At least they did over the last week – and it was a pretty big jump.
Bloomberg reported on December 28th, 2009 with Morgan Stanley’s prediction:
Yields on benchmark 10-year notes will climb about 40 percent to 5.5 percent, the biggest annual increase since 1999, according to David Greenlaw, chief fixed-income economist at Morgan Stanley in New York. The surge will push interest rates on 30-year fixed mortgages to 7.5 percent to 8 percent, almost the highest in a decade, Greenlaw said.
Well, it’s a little like Rocket Science, or at least advanced Economics, trying to understand the relationship between interest rates and yields on treasury notes and mortgage securities, but there’s a direct relationship.

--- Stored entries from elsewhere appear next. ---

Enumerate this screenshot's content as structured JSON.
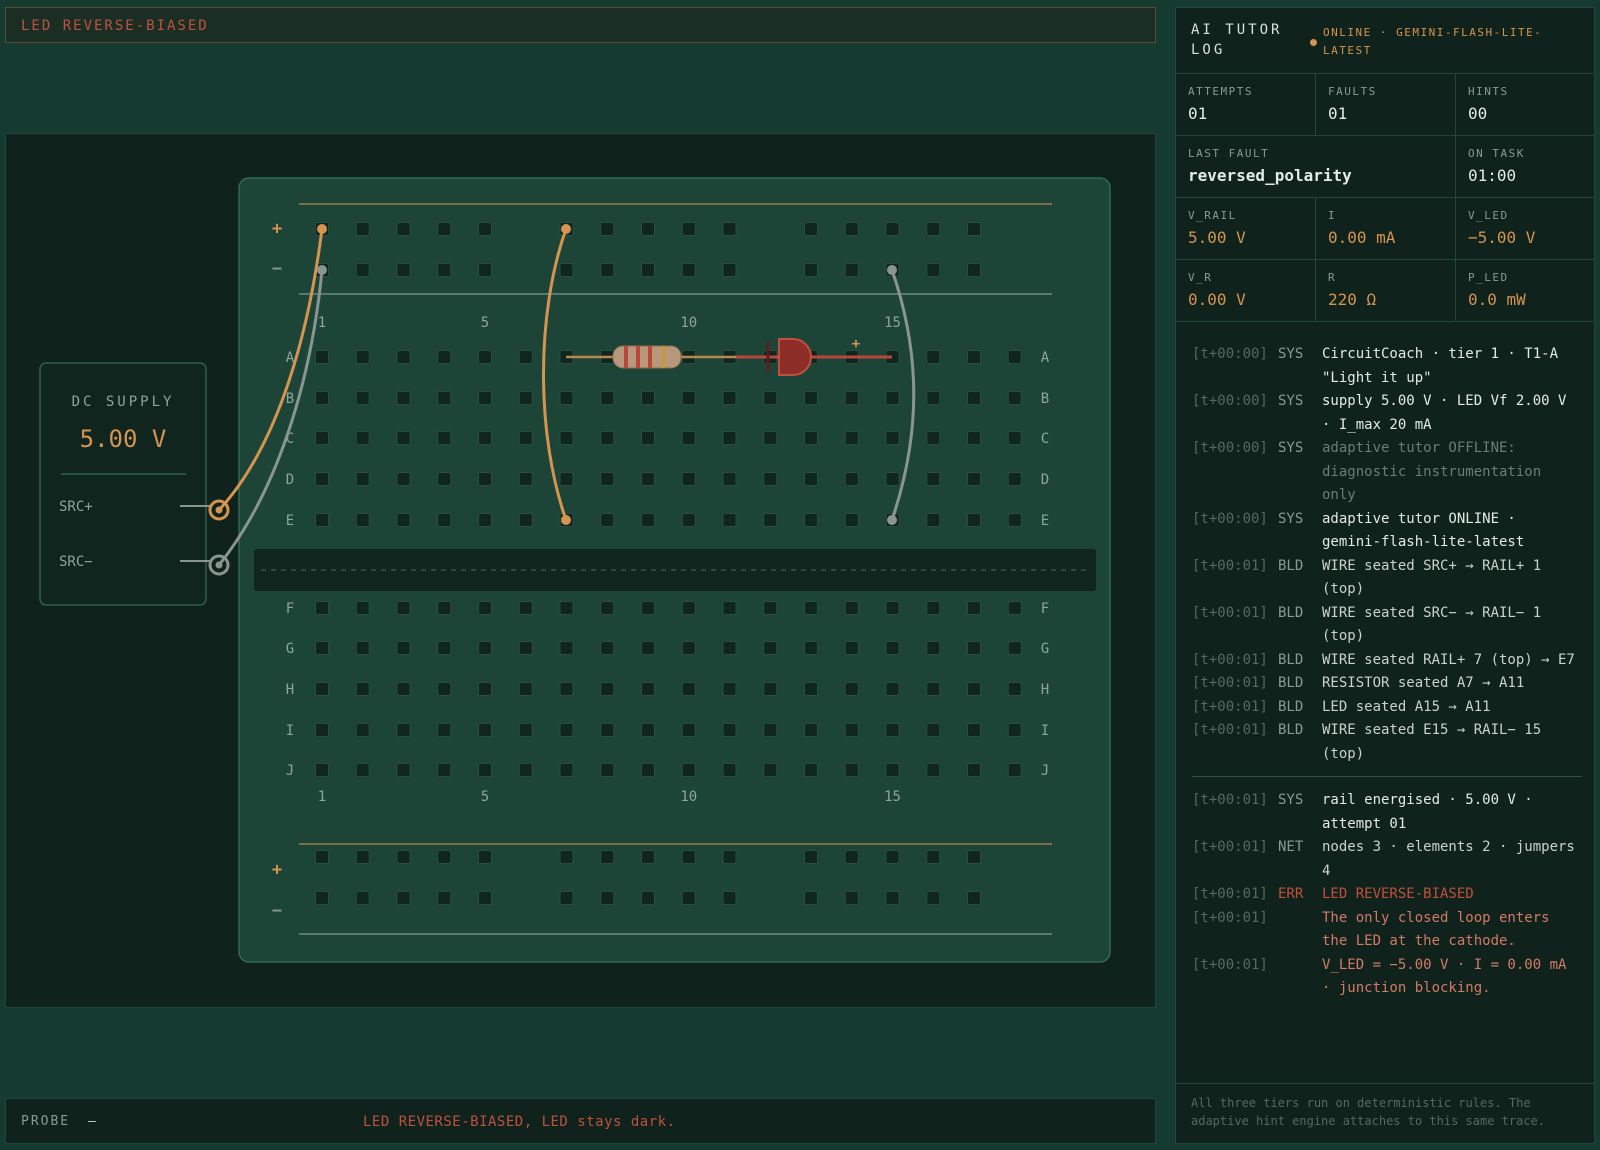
{
  "status_banner": "LED REVERSE-BIASED",
  "workbench": {
    "supply": {
      "title": "DC SUPPLY",
      "voltage": "5.00 V",
      "pos_label": "SRC+",
      "neg_label": "SRC−"
    },
    "breadboard": {
      "rows_top": [
        "A",
        "B",
        "C",
        "D",
        "E"
      ],
      "rows_bottom": [
        "F",
        "G",
        "H",
        "I",
        "J"
      ],
      "column_numbers": [
        "1",
        "5",
        "10",
        "15"
      ],
      "rail_plus": "+",
      "rail_minus": "−"
    }
  },
  "probe": {
    "label": "PROBE",
    "value": "—",
    "message": "LED REVERSE-BIASED, LED stays dark."
  },
  "tutor": {
    "title": "AI TUTOR LOG",
    "status": "ONLINE · GEMINI-FLASH-LITE-LATEST",
    "attempts_label": "ATTEMPTS",
    "attempts": "01",
    "faults_label": "FAULTS",
    "faults": "01",
    "hints_label": "HINTS",
    "hints": "00",
    "last_fault_label": "LAST FAULT",
    "last_fault": "reversed_polarity",
    "on_task_label": "ON TASK",
    "on_task": "01:00",
    "v_rail_label": "V_RAIL",
    "v_rail": "5.00 V",
    "i_label": "I",
    "i": "0.00 mA",
    "v_led_label": "V_LED",
    "v_led": "−5.00 V",
    "v_r_label": "V_R",
    "v_r": "0.00 V",
    "r_label": "R",
    "r": "220 Ω",
    "p_led_label": "P_LED",
    "p_led": "0.0 mW",
    "log_before": [
      {
        "ts": "[t+00:00]",
        "tag": "SYS",
        "msg": "CircuitCoach · tier 1 · T1-A \"Light it up\"",
        "kind": "sys"
      },
      {
        "ts": "[t+00:00]",
        "tag": "SYS",
        "msg": "supply 5.00 V · LED Vf 2.00 V · I_max 20 mA",
        "kind": "sys"
      },
      {
        "ts": "[t+00:00]",
        "tag": "SYS",
        "msg": "adaptive tutor OFFLINE: diagnostic instrumentation only",
        "kind": "muted"
      },
      {
        "ts": "[t+00:00]",
        "tag": "SYS",
        "msg": "adaptive tutor ONLINE · gemini-flash-lite-latest",
        "kind": "sys"
      },
      {
        "ts": "[t+00:01]",
        "tag": "BLD",
        "msg": "WIRE seated SRC+ → RAIL+ 1 (top)",
        "kind": "build"
      },
      {
        "ts": "[t+00:01]",
        "tag": "BLD",
        "msg": "WIRE seated SRC− → RAIL− 1 (top)",
        "kind": "build"
      },
      {
        "ts": "[t+00:01]",
        "tag": "BLD",
        "msg": "WIRE seated RAIL+ 7 (top) → E7",
        "kind": "build"
      },
      {
        "ts": "[t+00:01]",
        "tag": "BLD",
        "msg": "RESISTOR seated A7 → A11",
        "kind": "build"
      },
      {
        "ts": "[t+00:01]",
        "tag": "BLD",
        "msg": "LED seated A15 → A11",
        "kind": "build"
      },
      {
        "ts": "[t+00:01]",
        "tag": "BLD",
        "msg": "WIRE seated E15 → RAIL− 15 (top)",
        "kind": "build"
      }
    ],
    "log_after": [
      {
        "ts": "[t+00:01]",
        "tag": "SYS",
        "msg": "rail energised · 5.00 V · attempt 01",
        "kind": "sys"
      },
      {
        "ts": "[t+00:01]",
        "tag": "NET",
        "msg": "nodes 3 · elements 2 · jumpers 4",
        "kind": "build"
      },
      {
        "ts": "[t+00:01]",
        "tag": "ERR",
        "msg": "LED REVERSE-BIASED",
        "kind": "err"
      },
      {
        "ts": "[t+00:01]",
        "tag": "",
        "msg": "The only closed loop enters the LED at the cathode.",
        "kind": "errtext"
      },
      {
        "ts": "[t+00:01]",
        "tag": "",
        "msg": "V_LED = −5.00 V · I = 0.00 mA · junction blocking.",
        "kind": "errtext"
      }
    ],
    "footer": "All three tiers run on deterministic rules. The adaptive hint engine attaches to this same trace."
  },
  "colors": {
    "accent_orange": "#d5944f",
    "error_red": "#c0503e",
    "wire_gray": "#8a9590",
    "board_green": "#1c4538"
  }
}
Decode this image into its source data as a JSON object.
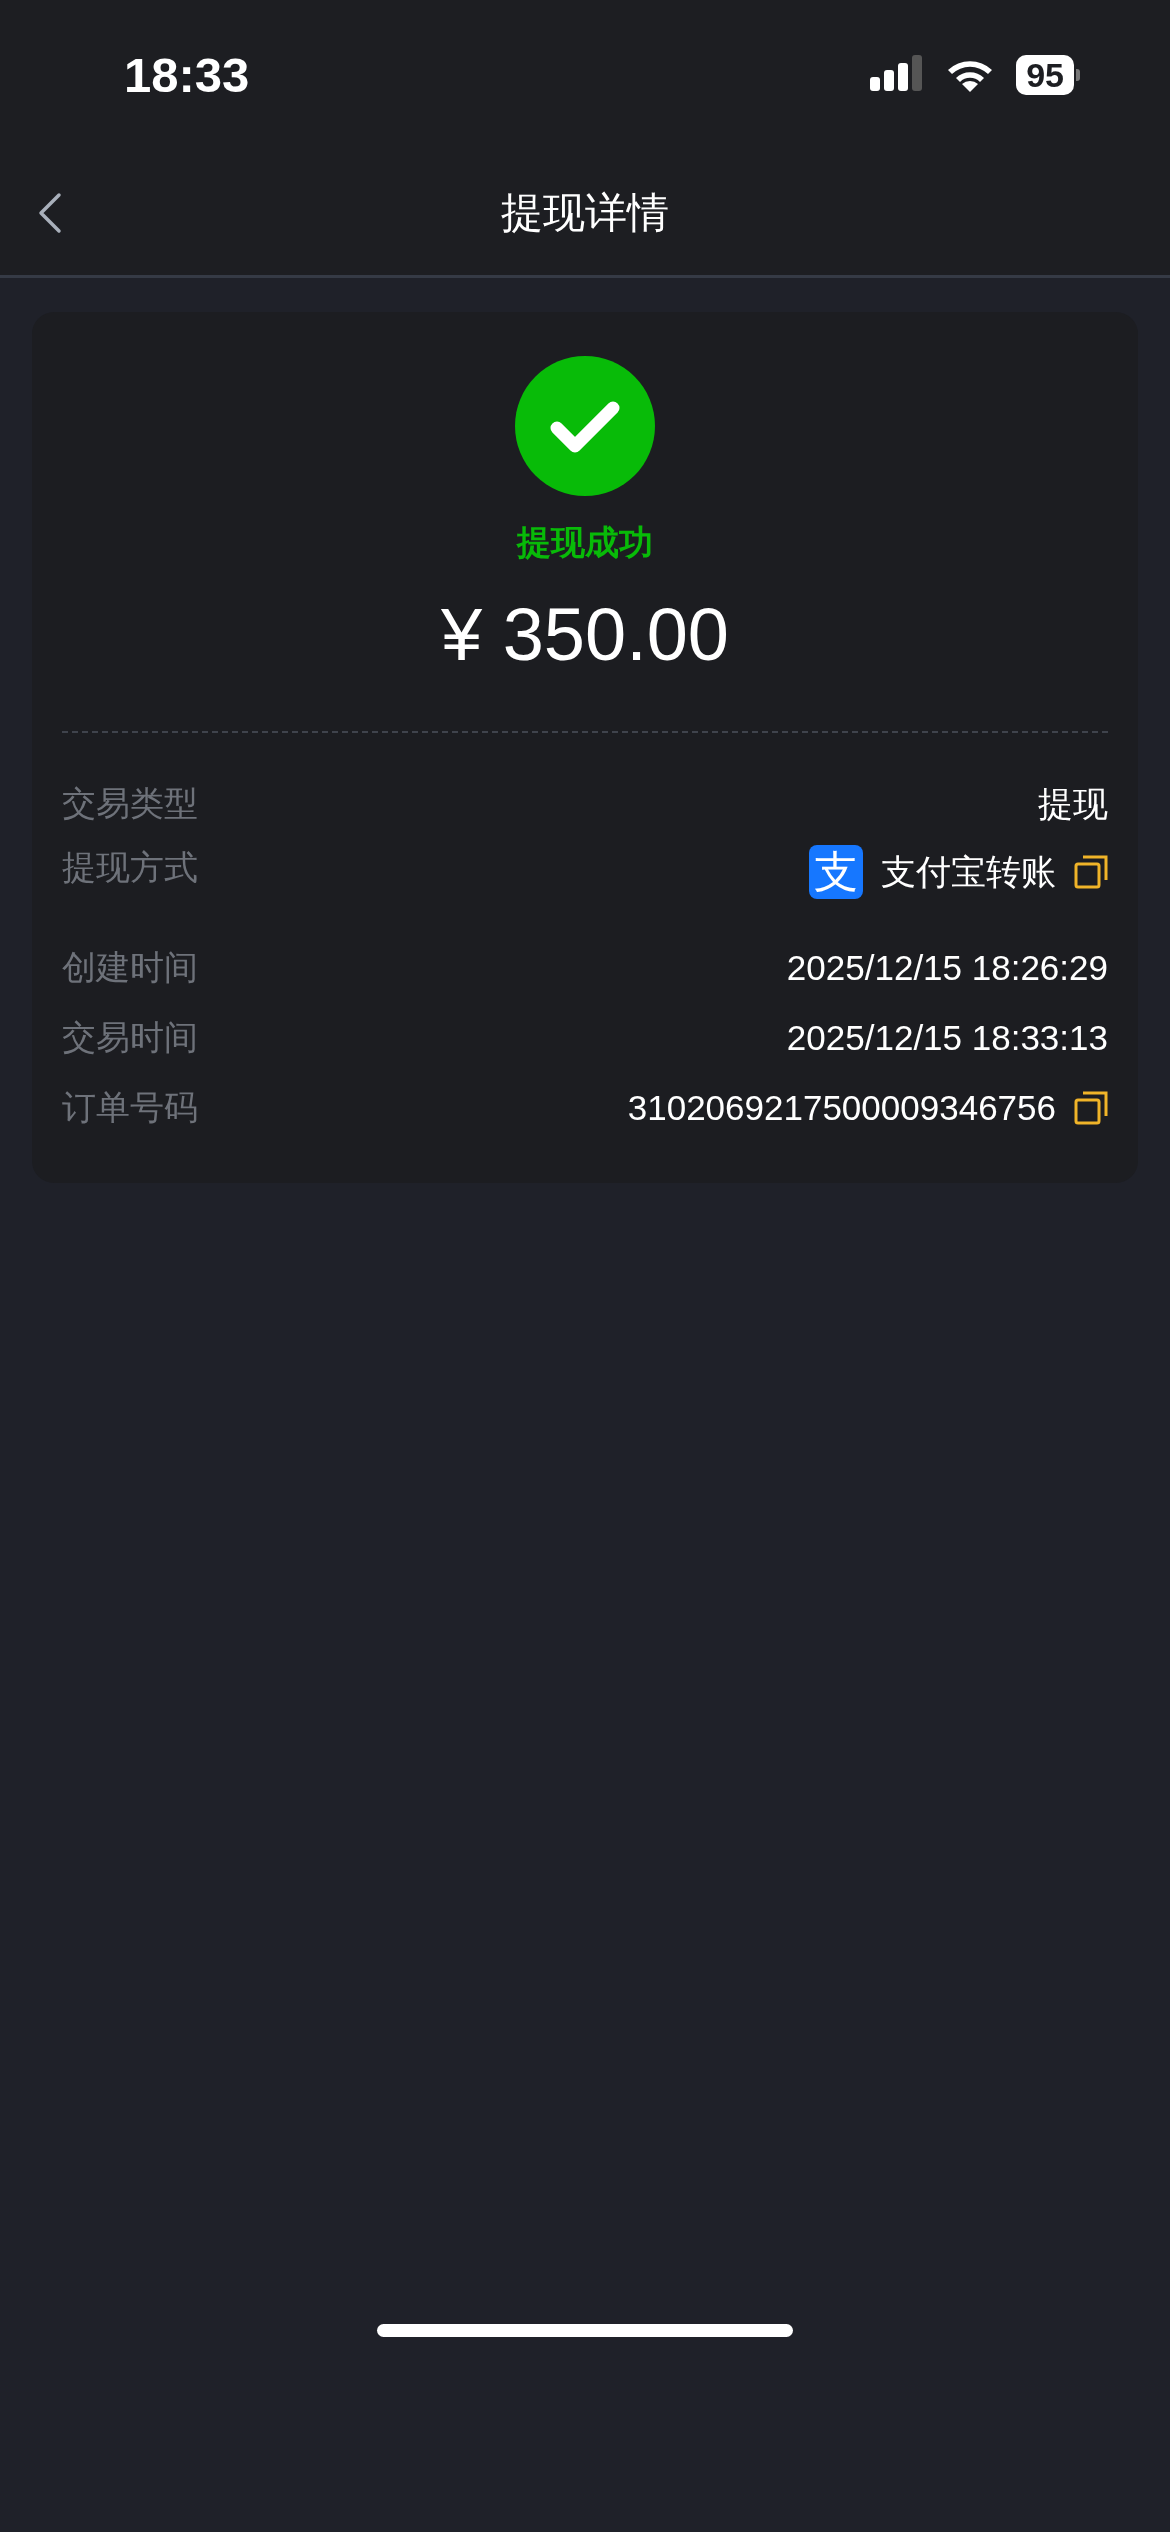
{
  "status_bar": {
    "time": "18:33",
    "battery": "95"
  },
  "nav": {
    "title": "提现详情"
  },
  "result": {
    "kind": "success",
    "status_text": "提现成功",
    "amount": "¥ 350.00"
  },
  "details": [
    {
      "label": "交易类型",
      "value": "提现",
      "copyable": false
    },
    {
      "label": "提现方式",
      "value": "支付宝转账",
      "logo_text": "支",
      "copyable": true
    },
    {
      "label": "创建时间",
      "value": "2025/12/15 18:26:29",
      "copyable": false
    },
    {
      "label": "交易时间",
      "value": "2025/12/15 18:33:13",
      "copyable": false
    },
    {
      "label": "订单号码",
      "value": "3102069217500009346756",
      "copyable": true
    }
  ]
}
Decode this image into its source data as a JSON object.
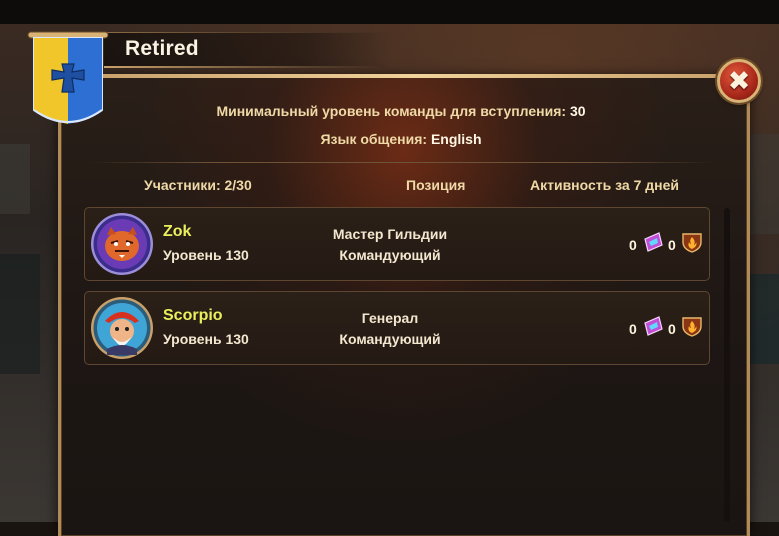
{
  "guild": {
    "title": "Retired",
    "min_level_label": "Минимальный уровень команды для вступления:",
    "min_level_value": "30",
    "language_label": "Язык общения:",
    "language_value": "English"
  },
  "close_button": {
    "label": "✖"
  },
  "columns": {
    "members": "Участники: 2/30",
    "position": "Позиция",
    "activity": "Активность за 7 дней"
  },
  "members": [
    {
      "name": "Zok",
      "level": "Уровень 130",
      "position_line1": "Мастер Гильдии",
      "position_line2": "Командующий",
      "activity_a": "0",
      "activity_b": "0"
    },
    {
      "name": "Scorpio",
      "level": "Уровень 130",
      "position_line1": "Генерал",
      "position_line2": "Командующий",
      "activity_a": "0",
      "activity_b": "0"
    }
  ],
  "colors": {
    "name": "#e9f05c",
    "label": "#efd9a6",
    "frame": "#b08a57",
    "close": "#c3372a"
  },
  "icons": {
    "activity_a": "gem-ticket-icon",
    "activity_b": "fire-shield-icon",
    "banner": "cross-banner-icon",
    "close": "close-icon"
  }
}
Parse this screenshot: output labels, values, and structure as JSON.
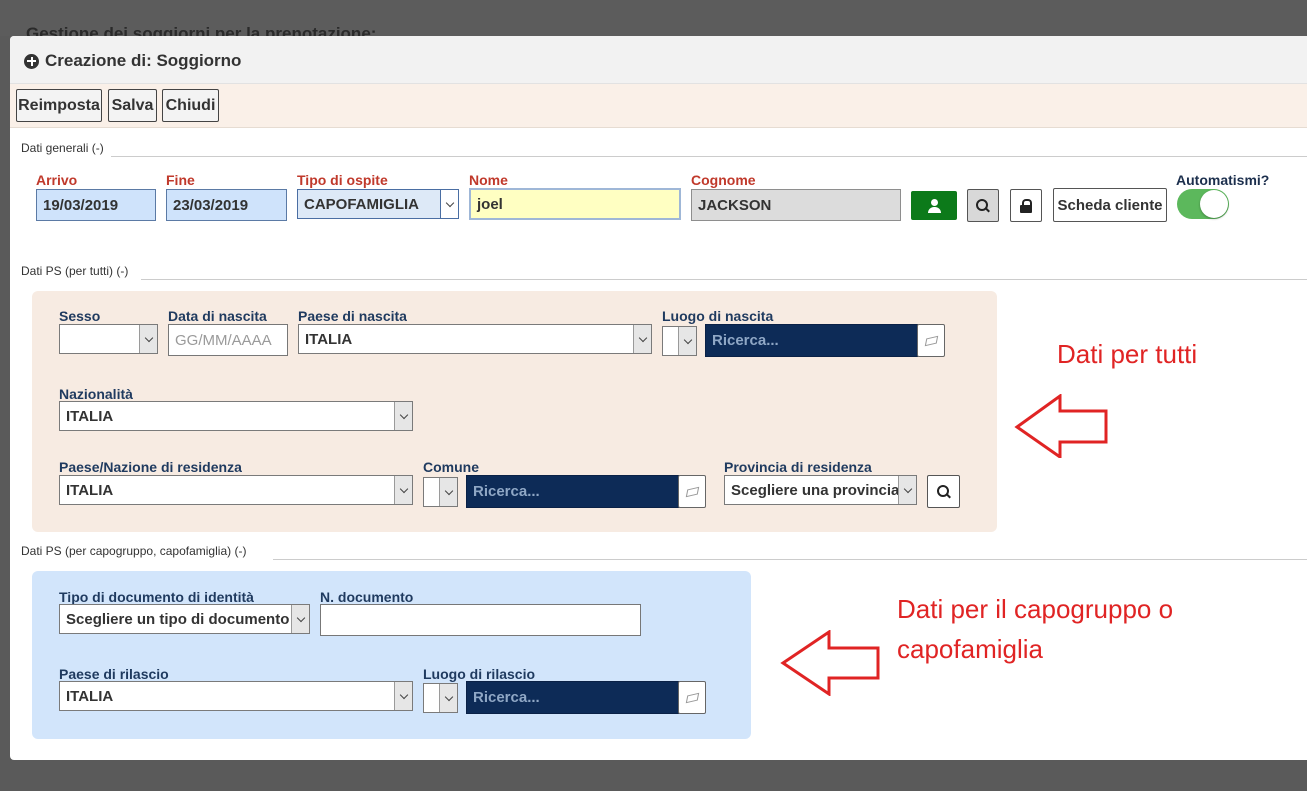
{
  "background": {
    "page_title": "Gestione dei soggiorni per la prenotazione:"
  },
  "dialog": {
    "title": "Creazione di: Soggiorno",
    "icon": "plus-circle-icon"
  },
  "toolbar": {
    "reset_label": "Reimposta",
    "save_label": "Salva",
    "close_label": "Chiudi"
  },
  "general": {
    "section_label": "Dati generali (-)",
    "arrivo_label": "Arrivo",
    "arrivo_value": "19/03/2019",
    "fine_label": "Fine",
    "fine_value": "23/03/2019",
    "tipo_label": "Tipo di ospite",
    "tipo_value": "CAPOFAMIGLIA",
    "nome_label": "Nome",
    "nome_value": "joel",
    "cognome_label": "Cognome",
    "cognome_value": "JACKSON",
    "scheda_label": "Scheda cliente",
    "automatismi_label": "Automatismi?",
    "automatismi_on": true
  },
  "ps_all": {
    "section_label": "Dati PS (per tutti) (-)",
    "sesso_label": "Sesso",
    "sesso_value": "",
    "nascita_label": "Data di nascita",
    "nascita_placeholder": "GG/MM/AAAA",
    "paese_nascita_label": "Paese di nascita",
    "paese_nascita_value": "ITALIA",
    "luogo_nascita_label": "Luogo di nascita",
    "ricerca_placeholder": "Ricerca...",
    "nazionalita_label": "Nazionalità",
    "nazionalita_value": "ITALIA",
    "residenza_label": "Paese/Nazione di residenza",
    "residenza_value": "ITALIA",
    "comune_label": "Comune",
    "provincia_label": "Provincia di residenza",
    "provincia_value": "Scegliere una provincia"
  },
  "ps_capo": {
    "section_label": "Dati PS (per capogruppo, capofamiglia) (-)",
    "doc_tipo_label": "Tipo di documento di identità",
    "doc_tipo_value": "Scegliere un tipo di documento",
    "doc_num_label": "N. documento",
    "doc_num_value": "",
    "paese_rilascio_label": "Paese di rilascio",
    "paese_rilascio_value": "ITALIA",
    "luogo_rilascio_label": "Luogo di rilascio",
    "ricerca_placeholder": "Ricerca..."
  },
  "annotations": {
    "tutti": "Dati per tutti",
    "capo_line1": "Dati per il capogruppo o",
    "capo_line2": "capofamiglia",
    "color": "#e02424"
  },
  "colors": {
    "ricerca_bg": "#0d2b57",
    "date_bg": "#cfe3fb",
    "nome_bg": "#ffffc2",
    "toggle_on": "#5cb85c",
    "panel_beige": "#f7ebe2",
    "panel_blue": "#d2e5fb"
  }
}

The Washington Post reported on Saturday, December 26th 2009, that Freddie Mac believes a significant rate increase is inevitable in 2010:
Amy Crews Cutts, deputy chief economist at Freddie Mac, told the newspaper that interest rates were bound to rise to 6 percent by the end of 2010 because private buyers would demand a higher rate of return on the securities than did the Federal Reserve, the U.S. central bank. Lenders may have to raise the rates they charge to consumers in order to make that happen.
I will keep a close eye on this and keep you posted. Interest rates are up this week across the board, whether or not this is a trend we should get used to….well, we’ll just have to wait and see.